Silenzio muto

Silenzio muto

A Civita Salentina, una piccola città di mare, c’è una palazzina costruita dal conte Aquilino, proprietario fra l’altro di buona parte di terreni che giungono fino al lungomare. L’edificio è frutto di una permuta con Lucianetti, noto costruttore della zona. Questa palazzina, sita in via Filomanni, è davvero un gioiello di estetica e funzionalità, in origine era costituita da tre ampi appartamenti, uno per piano e ciascuno con un grande garage. La palazzina è la realizzazione del desiderio di sua moglie Maria Chiara, che muore lasciando solo e angosciato il conte fra le diciotto stanze della sua villa, nido d’amore negli anni del suo matrimonio. Dopo la morte della moglie, il conte si trasferisce in uno degli appartamenti della palazzina di via Filomanni. Lì, il conte non è solo. Ci sono Lidia e Walter, Riccardo e Cristiano, Miriamo e Marco, Maria Manteca e suo figlio Paolo Di Matteo. Poi c’è Tom , persona che a causa del suo carattere aggressivo e vendicativo era da tutti mal sopportato e dai più addirittura odiato. Una notte, Tom rincasa da via Collebrincioni, svolta per imboccare via Filomanni, ad un certo punto avverte una fitta che gli fa mancare il respiro. Con la vista ormai appannata, si dirige verso il portone di casa, precisamente verso l’androne, nella speranza che qualcuno lo soccorresse, ma dopo un vomito di sangue, anticipato da un ululato terribile, muore…

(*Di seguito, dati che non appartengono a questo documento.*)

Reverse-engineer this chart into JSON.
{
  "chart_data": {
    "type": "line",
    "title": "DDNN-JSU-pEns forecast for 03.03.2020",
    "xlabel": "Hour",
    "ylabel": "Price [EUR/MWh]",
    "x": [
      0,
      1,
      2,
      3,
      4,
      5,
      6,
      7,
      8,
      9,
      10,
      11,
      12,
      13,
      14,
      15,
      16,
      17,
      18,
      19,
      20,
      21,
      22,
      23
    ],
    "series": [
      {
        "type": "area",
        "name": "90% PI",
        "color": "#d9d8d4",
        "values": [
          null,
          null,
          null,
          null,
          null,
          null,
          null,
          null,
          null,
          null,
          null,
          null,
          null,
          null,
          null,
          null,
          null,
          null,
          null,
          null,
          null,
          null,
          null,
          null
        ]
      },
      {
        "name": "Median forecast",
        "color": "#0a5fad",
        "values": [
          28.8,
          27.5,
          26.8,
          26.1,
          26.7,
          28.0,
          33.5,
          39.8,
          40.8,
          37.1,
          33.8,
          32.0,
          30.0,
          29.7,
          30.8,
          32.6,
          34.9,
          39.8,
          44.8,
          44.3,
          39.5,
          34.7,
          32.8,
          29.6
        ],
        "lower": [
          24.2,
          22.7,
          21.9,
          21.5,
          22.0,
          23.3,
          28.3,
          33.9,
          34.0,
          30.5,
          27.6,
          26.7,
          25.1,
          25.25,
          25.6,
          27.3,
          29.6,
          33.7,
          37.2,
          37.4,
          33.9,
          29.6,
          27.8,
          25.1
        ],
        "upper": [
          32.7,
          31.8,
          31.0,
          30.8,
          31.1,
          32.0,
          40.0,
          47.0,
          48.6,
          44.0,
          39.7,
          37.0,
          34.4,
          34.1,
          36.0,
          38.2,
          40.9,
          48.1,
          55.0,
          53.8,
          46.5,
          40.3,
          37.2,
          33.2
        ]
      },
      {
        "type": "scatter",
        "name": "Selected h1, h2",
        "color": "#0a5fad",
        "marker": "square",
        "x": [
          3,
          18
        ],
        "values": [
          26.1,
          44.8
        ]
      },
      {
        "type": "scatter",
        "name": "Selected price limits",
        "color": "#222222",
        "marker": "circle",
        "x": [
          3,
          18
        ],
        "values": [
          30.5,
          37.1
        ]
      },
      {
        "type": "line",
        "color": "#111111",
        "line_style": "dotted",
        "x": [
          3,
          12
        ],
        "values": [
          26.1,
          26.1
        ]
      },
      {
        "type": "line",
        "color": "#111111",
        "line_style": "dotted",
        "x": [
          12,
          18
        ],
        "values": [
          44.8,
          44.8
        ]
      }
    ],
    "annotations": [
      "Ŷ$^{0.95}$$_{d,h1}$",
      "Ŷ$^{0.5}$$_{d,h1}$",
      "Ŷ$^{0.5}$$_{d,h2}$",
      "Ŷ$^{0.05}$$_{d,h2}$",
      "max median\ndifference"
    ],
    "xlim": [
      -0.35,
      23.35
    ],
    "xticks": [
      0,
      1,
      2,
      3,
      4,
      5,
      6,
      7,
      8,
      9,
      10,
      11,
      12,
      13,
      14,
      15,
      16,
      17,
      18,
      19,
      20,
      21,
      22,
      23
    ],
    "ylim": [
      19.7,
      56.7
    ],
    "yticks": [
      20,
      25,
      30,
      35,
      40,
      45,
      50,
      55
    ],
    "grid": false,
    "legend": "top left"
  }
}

Al suo esordio letterario, Corrado Pace dà prova di aver mirato una vicenda, con relativa ambientazione e relativi personaggi che rivelano scelte precise sul piano letterario. Sotto questo profilo, Silenzio muto è realmente un romanzo che sgorga da un’encomiabile lucidità narrativa, dove tutto è al posto giusto, quindi equilibrato, per cui il risultato finale è quello di un’opera appunto “compiuta”. A ciò si aggiunge la positiva considerazione della capacità dell’autore ‒ sempre supportato da una prosa limpida e mai stucchevole ‒ di ritrarre dinamiche tipiche e riconoscibili della vita quotidiana della provincia italiana: i matrimoni falliti, la dimensione asfittica dell’intellighenzia di provincia, le velleità artistiche di ognuno, i residui rottamati delle lotte sindacali di un tempo. Pace, dunque, tratteggia con un garbo stilistico che si apre a suggestioni giallistiche il microcosmo dove un po’ tutti sono in grado di riconoscersi, ovvero la palazzina o condominio che sia, dimensione alla portata di tutti, osservatorio rassicurante della vita che ci gira intorno, ma anche gabbia nella quale si è intrappolati. Un libro accattivante, che con i dovuti accorgimenti di adattamento potrebbe tranquillamente costituire il punto di partenza per una fiction alternativa al sempiterno (ormai) Un posto al sole.